Figure S4: Britening of white adipocytes promotes a shift of glucose metabolism from oxidation towards glycerol production. (A) Pearson correlation between GLUT1 mRNA content and glucose uptake (n = 9). (B) Gene expression level of GPD1. (C) De novo lipogenesis assessed by acetate incorporation into neutral lipids. (D) mRNA levels of major genes involved in de novo lipogenesis. (E) PDK4 mRNA levels in human primary adipocytes. Data represent mean ± SEM expressed as percentage of control (n = 5–10) for hMADS cells and (n = 2–4) for primary adipocytes. Open bars: control cells (C), full bars: rosiglitazone-treated cells (R), hatched bars: GW7647-treated cells (GW). *: p < 0.05 for R or GW vs. C; **: p < 0.01; ***: p < 0.001. $$$: p < 0.001 for insulin vs. unstimulated condition. ##: p < 0.01 for R vs. GW.

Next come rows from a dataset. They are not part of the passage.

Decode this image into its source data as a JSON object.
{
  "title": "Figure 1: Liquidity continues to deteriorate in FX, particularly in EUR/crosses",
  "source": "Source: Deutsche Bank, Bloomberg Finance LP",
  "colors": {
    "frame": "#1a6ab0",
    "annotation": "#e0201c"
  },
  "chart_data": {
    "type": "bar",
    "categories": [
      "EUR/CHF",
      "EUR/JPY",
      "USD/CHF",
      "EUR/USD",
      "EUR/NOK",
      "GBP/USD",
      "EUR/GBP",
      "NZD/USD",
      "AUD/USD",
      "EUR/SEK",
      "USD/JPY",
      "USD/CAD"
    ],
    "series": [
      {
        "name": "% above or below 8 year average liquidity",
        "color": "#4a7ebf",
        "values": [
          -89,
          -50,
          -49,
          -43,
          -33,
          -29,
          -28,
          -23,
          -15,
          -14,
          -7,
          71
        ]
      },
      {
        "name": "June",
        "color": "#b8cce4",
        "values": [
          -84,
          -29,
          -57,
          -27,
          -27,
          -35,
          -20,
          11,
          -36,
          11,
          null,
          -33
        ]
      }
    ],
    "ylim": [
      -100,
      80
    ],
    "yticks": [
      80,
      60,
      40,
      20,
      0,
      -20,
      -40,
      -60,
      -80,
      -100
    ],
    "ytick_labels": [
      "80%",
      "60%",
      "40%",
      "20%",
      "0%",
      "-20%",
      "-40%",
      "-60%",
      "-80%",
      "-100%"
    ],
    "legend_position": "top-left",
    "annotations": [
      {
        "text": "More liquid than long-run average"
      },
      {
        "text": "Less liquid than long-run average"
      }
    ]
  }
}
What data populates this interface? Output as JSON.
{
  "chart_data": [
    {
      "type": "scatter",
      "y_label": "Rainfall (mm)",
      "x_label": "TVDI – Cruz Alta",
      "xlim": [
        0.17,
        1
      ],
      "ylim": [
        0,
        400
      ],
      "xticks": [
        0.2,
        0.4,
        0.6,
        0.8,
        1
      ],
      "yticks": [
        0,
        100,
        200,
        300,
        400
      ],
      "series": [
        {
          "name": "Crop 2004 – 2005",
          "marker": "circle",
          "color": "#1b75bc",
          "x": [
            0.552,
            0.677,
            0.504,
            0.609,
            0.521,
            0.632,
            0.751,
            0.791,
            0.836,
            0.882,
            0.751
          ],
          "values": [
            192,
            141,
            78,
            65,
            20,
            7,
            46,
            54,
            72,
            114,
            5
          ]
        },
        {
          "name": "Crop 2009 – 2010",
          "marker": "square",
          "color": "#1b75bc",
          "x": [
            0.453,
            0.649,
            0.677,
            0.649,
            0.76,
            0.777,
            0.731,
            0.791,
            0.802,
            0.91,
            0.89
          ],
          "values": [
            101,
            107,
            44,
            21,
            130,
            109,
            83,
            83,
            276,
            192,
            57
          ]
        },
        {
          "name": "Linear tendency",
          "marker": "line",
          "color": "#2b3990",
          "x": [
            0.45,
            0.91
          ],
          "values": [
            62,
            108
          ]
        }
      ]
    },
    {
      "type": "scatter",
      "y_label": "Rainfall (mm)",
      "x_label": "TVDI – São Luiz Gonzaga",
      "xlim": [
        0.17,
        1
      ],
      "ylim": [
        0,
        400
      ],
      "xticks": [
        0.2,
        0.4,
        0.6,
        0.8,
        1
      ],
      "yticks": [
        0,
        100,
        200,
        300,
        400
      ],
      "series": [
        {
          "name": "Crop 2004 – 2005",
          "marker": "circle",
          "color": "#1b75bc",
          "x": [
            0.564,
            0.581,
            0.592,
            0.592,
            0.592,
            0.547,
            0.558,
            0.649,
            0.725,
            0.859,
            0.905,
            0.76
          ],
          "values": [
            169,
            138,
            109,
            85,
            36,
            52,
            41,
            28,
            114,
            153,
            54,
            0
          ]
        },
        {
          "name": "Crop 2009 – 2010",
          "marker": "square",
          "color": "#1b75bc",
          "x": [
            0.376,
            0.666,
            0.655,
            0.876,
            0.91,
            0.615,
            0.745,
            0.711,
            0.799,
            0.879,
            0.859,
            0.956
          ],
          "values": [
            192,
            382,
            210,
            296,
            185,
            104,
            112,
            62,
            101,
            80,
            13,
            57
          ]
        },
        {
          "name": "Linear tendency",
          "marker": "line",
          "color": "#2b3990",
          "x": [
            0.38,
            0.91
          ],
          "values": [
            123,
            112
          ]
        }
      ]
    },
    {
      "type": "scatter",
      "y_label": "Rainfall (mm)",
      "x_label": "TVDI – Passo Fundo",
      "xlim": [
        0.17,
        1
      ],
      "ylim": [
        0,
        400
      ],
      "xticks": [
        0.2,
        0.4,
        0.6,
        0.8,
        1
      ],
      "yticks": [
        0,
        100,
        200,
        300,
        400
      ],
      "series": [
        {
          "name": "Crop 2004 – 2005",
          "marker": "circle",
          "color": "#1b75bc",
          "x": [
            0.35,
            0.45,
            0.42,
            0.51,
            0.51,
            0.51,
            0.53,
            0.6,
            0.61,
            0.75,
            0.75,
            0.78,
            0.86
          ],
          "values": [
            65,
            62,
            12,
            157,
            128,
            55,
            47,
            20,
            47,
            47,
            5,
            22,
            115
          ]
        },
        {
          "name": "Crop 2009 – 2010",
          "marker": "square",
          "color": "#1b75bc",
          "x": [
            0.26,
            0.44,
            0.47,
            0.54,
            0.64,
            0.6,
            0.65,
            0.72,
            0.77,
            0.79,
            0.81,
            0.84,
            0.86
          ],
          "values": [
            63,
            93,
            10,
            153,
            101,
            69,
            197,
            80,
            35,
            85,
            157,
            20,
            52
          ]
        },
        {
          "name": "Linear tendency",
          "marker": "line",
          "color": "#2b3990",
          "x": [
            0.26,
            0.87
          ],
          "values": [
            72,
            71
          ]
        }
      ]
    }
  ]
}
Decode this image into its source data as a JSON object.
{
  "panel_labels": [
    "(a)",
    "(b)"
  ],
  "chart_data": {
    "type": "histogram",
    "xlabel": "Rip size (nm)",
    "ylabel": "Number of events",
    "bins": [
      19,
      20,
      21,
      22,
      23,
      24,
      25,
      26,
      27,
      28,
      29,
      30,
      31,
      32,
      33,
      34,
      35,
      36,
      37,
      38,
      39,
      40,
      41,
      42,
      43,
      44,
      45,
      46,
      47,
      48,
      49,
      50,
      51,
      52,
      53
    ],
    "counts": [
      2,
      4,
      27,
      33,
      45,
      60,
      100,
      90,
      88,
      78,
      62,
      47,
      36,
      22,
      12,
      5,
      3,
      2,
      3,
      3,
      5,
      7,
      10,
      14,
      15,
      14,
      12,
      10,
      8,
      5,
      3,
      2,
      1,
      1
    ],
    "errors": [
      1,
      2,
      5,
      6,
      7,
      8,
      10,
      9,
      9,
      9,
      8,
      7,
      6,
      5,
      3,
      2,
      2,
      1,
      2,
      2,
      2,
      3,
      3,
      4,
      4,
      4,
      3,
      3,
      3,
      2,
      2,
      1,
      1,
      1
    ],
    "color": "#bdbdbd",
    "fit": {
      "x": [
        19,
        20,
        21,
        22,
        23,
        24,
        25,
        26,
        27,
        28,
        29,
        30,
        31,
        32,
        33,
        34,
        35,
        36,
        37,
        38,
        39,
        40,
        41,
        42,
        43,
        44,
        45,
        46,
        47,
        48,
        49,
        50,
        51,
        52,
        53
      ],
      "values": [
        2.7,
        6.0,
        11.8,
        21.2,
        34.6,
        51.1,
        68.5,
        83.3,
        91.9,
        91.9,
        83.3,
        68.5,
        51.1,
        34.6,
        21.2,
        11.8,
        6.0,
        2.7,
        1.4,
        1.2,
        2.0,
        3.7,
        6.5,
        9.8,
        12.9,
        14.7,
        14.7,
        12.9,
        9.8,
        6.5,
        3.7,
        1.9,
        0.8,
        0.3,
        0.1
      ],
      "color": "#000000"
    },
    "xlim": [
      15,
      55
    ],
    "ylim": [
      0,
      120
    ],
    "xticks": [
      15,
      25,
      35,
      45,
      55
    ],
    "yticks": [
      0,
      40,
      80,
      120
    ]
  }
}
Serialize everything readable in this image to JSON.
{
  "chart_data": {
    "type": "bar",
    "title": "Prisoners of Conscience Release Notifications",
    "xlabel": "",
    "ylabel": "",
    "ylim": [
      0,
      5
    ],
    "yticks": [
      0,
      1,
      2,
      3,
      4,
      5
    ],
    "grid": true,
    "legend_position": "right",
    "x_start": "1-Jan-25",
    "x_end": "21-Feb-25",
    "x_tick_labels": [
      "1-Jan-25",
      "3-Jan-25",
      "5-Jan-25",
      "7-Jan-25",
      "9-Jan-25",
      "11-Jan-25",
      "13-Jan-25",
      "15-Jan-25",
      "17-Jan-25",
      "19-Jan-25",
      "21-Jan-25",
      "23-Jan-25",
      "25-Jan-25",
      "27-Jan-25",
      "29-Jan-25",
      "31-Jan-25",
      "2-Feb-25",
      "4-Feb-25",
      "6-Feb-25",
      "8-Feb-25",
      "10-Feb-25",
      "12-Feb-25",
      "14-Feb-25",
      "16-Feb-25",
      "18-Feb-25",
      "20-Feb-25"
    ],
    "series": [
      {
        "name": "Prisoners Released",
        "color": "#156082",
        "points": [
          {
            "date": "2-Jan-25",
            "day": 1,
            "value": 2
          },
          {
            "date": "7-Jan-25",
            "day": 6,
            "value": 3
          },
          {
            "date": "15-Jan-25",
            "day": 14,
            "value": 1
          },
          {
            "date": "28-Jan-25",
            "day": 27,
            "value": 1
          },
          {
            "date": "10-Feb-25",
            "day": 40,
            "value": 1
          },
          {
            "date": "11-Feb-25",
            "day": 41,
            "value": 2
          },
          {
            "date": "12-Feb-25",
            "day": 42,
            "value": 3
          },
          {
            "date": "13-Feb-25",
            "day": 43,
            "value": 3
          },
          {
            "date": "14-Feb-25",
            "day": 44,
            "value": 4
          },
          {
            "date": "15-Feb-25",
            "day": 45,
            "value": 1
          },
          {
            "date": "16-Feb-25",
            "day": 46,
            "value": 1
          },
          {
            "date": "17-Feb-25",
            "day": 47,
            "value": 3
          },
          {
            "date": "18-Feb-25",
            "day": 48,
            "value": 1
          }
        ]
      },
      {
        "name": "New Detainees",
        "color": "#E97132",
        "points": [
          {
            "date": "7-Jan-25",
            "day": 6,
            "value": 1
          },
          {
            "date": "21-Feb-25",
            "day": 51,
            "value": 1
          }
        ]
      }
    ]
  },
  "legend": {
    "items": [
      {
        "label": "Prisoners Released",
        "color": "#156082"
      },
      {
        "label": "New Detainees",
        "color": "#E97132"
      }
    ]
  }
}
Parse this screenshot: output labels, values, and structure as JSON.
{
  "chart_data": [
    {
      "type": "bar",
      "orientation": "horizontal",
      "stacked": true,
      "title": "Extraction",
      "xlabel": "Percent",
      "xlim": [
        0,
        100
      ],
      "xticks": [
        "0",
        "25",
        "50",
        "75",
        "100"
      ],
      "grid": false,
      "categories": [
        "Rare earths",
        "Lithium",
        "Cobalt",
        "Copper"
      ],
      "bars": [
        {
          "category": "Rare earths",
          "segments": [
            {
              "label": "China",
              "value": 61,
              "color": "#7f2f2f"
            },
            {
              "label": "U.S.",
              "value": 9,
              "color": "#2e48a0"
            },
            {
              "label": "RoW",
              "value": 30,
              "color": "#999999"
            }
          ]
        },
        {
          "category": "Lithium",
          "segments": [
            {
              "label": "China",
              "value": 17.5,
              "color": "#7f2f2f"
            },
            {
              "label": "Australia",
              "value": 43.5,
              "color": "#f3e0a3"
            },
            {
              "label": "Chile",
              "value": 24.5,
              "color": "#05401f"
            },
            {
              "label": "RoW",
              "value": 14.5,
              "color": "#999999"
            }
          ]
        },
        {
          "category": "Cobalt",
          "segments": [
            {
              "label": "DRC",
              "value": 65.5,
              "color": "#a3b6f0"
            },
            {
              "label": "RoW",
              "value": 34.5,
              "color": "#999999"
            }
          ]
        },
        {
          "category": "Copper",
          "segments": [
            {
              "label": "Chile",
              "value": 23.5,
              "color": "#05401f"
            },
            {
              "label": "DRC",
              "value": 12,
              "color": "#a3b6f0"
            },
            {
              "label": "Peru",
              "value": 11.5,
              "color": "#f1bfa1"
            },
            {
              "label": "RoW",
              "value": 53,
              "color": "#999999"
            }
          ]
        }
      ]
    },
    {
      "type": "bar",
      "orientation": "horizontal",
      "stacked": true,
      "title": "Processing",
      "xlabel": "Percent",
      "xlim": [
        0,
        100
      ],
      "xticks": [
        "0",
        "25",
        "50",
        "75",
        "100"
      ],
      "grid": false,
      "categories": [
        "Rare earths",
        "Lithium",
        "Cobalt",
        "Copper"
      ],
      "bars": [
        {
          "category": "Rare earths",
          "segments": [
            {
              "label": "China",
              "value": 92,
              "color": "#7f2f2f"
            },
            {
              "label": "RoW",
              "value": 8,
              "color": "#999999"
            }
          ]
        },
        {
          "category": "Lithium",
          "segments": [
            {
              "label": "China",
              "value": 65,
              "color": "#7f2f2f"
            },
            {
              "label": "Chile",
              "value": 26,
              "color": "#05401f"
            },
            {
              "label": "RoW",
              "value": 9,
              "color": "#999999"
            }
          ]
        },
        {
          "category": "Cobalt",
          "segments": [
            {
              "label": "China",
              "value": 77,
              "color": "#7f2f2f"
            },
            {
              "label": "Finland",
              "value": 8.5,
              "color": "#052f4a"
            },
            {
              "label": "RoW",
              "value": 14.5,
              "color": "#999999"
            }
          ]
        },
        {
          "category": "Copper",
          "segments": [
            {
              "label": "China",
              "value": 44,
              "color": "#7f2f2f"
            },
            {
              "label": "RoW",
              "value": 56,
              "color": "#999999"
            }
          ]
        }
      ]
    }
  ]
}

Figure S5: PDK4 knockdown prevents induction of fatty acid oxidation in brite adipocytes. (A) Gene expression levels of thermogenic (CPT1b and ELOVL3) and brite (TMEM26) markers and, (B) of the different PDK isoforms. (C) Mitochondrial oxygen consumption rates (OCR) measured after addition of 5 mM pyruvic acid and (D) basal OCR. (E) Fatty acid (oleate) incorporation into triglycerides (TG). Data represent mean ± SEM expressed as percentage of control (n = 5–8). (A, B and E) Open bars: siCtrl-treated cells, full bars: siPDK4-treated cells. (C and D) Open bars: control cells (C), full bars: rosiglitazone-treated cells (R), hatched bars: rosiglitazone + siPDK4-treated cells (R + siPDK4) *: p < 0.05 for R or GW vs. C; **: p < 0.01; ***: p < 0.001. #: p < 0.05 for R + siPDK4 vs. R.

Figure S6: PPARα deficiency disrupts WAT britening-induced PDK4 expression in vivo. (A, C, E, F and G) WT and PPARα-null male mice housed at thermoneutrality were treated with CL316,243 (CL, 0.1 mg/kg/d) or vehicle (DMSO) for 10 days. (B and D) WT and PPARα-null male mice housed at standard temperature (21 °C) were treated with CL316,243 (CL, 1 mg/kg/d) or vehicle (DMSO) for 7 days. (A and B) Body weight and inguinal fat pad (iWAT) weight of WT and PPARα-null mice. (C and D) iWAT mRNA expression levels of Pparα, (E), Pparγ (white-specific marker) and Dpt (adipogenic marker). (F) Interscapular BAT gene expression levels of Ucp1, Cidea, Cited1 and Tmem26. Data represent mean ± SEM expressed as percentage of vehicle-treated WT mice (n = 7–9 mice per group). Open bars: wild-type mice, hatched bars: PPARα-null mice. ND: not detectable. *: p < 0.05 for CL vs. DMSO; **: p < 0.01; ***: p < 0.001. $: p < 0.05 for PPARα-null vs. wild type; $$: p < 0.01; $$$: p < 0.001. (F) Spearman correlation between Ucp1 and Pdk4 mRNA level (n = 32).